Being Zombified

A server I help maintain is getting slammed with prescription drug advertisements on their public bulliten board system. They're too afraid to move on to a better system with a CAPTCHA or some other spam prevention system, so I built a small set of PHP scripts to intercept the posts before they hit the (now hidden) perl BBS script.
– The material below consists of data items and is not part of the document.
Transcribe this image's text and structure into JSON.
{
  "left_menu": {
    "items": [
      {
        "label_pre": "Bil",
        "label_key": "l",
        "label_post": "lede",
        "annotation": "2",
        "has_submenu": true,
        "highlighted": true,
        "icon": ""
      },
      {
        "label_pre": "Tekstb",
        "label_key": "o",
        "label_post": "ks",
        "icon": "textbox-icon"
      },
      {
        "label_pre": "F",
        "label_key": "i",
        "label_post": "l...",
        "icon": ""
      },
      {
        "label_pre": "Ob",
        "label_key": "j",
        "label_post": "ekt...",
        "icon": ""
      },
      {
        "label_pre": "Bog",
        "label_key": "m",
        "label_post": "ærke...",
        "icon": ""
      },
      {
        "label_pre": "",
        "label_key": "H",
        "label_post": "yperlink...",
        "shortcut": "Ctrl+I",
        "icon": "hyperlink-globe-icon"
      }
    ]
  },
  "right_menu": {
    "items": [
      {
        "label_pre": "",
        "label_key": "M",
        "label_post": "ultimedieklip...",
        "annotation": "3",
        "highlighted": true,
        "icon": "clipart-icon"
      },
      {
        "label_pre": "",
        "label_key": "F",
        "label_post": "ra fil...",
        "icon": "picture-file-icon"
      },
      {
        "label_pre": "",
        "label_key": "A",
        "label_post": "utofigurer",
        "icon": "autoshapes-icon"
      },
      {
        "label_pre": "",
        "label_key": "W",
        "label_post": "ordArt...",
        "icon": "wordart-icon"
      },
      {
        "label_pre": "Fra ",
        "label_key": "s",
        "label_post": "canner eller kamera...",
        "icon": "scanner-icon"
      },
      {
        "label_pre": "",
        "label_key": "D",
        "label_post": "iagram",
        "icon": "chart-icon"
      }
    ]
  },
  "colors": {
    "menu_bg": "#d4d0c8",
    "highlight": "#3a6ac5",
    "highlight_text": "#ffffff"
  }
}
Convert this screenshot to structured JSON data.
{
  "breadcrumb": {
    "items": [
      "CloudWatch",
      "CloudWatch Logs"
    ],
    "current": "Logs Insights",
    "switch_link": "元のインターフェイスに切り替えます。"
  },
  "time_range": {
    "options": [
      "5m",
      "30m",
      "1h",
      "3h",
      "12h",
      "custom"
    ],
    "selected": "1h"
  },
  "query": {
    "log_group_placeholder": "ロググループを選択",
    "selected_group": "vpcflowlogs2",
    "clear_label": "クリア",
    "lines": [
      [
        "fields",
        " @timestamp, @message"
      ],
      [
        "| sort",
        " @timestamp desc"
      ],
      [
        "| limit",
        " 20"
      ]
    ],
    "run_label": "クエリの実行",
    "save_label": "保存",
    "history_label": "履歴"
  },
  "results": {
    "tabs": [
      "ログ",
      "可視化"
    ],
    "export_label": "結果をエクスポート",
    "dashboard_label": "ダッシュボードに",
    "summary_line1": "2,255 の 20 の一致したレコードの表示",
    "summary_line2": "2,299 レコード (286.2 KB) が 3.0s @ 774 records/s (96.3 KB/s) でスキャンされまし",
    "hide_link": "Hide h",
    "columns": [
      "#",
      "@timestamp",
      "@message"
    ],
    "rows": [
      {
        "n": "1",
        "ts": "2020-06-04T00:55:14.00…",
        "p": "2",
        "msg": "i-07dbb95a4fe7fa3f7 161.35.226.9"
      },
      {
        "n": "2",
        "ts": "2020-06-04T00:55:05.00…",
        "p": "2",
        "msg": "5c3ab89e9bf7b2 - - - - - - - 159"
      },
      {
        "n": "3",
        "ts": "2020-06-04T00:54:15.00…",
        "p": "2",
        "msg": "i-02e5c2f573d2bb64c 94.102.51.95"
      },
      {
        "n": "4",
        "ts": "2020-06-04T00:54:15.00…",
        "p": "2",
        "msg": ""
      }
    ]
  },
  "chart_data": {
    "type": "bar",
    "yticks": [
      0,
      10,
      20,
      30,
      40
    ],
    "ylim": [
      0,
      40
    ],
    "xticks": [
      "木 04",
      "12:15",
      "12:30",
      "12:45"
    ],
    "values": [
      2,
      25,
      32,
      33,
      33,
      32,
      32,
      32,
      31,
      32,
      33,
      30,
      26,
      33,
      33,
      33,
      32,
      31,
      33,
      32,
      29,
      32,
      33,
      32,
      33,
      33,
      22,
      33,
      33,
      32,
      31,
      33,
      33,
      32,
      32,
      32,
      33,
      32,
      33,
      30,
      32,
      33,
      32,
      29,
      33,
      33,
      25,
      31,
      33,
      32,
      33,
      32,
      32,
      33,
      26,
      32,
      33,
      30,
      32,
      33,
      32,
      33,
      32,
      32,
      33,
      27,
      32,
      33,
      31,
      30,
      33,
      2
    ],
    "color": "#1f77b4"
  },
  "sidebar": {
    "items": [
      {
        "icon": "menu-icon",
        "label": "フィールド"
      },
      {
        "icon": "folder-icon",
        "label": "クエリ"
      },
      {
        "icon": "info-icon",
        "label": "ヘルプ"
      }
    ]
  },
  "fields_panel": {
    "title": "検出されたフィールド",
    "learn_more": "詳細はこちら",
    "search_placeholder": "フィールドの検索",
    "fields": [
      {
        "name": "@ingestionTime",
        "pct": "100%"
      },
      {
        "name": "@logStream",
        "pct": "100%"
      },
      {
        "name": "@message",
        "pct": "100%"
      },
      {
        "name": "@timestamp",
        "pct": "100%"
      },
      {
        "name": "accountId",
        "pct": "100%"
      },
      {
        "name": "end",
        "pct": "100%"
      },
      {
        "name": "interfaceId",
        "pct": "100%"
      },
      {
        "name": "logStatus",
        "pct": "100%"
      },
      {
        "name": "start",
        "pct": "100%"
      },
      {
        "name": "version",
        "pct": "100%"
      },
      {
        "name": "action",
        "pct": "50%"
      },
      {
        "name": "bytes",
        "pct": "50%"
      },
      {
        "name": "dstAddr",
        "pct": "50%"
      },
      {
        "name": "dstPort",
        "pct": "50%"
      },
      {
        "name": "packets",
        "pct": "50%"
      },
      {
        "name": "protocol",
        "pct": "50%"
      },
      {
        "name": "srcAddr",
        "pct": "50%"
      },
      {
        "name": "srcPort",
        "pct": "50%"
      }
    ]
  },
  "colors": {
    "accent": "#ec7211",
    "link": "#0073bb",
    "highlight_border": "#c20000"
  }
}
The scripts filter based on a set of simple words, and institute "blocks," which vary in length based on number of attempts and frequency.

Anyway. I obviously had a lengthy list of IP addresses, and I set up one of my computers to run nmap scans against them, seeing what I would turn up. Lo and behold, one service consistently appears: tinyproxy running on TCP/53775.

This leads me to my queston. Is there a common worm or malware which installs tinyproxy on that port? I'd like to use it as leverage when negotiating with ISPs to punch their customers in the head.

Any help or insight greatly appreciated. Thanks!

 

I don't think its malware. Tinyproxy's website: http://tinyproxy.sourceforge.net/

 

Right. I know that. I was trying to identify malware which is using Tinyproxy for spam. But nevermind. Thanks.

 

maybe you try to record the process running list once you turn things on?
see who's bring it out, then we may have something to speak of.

For a worse of saying, a trojan can use tinyproxy to make flag so he can reconize you again for a port scanning I guess? It's not impossible.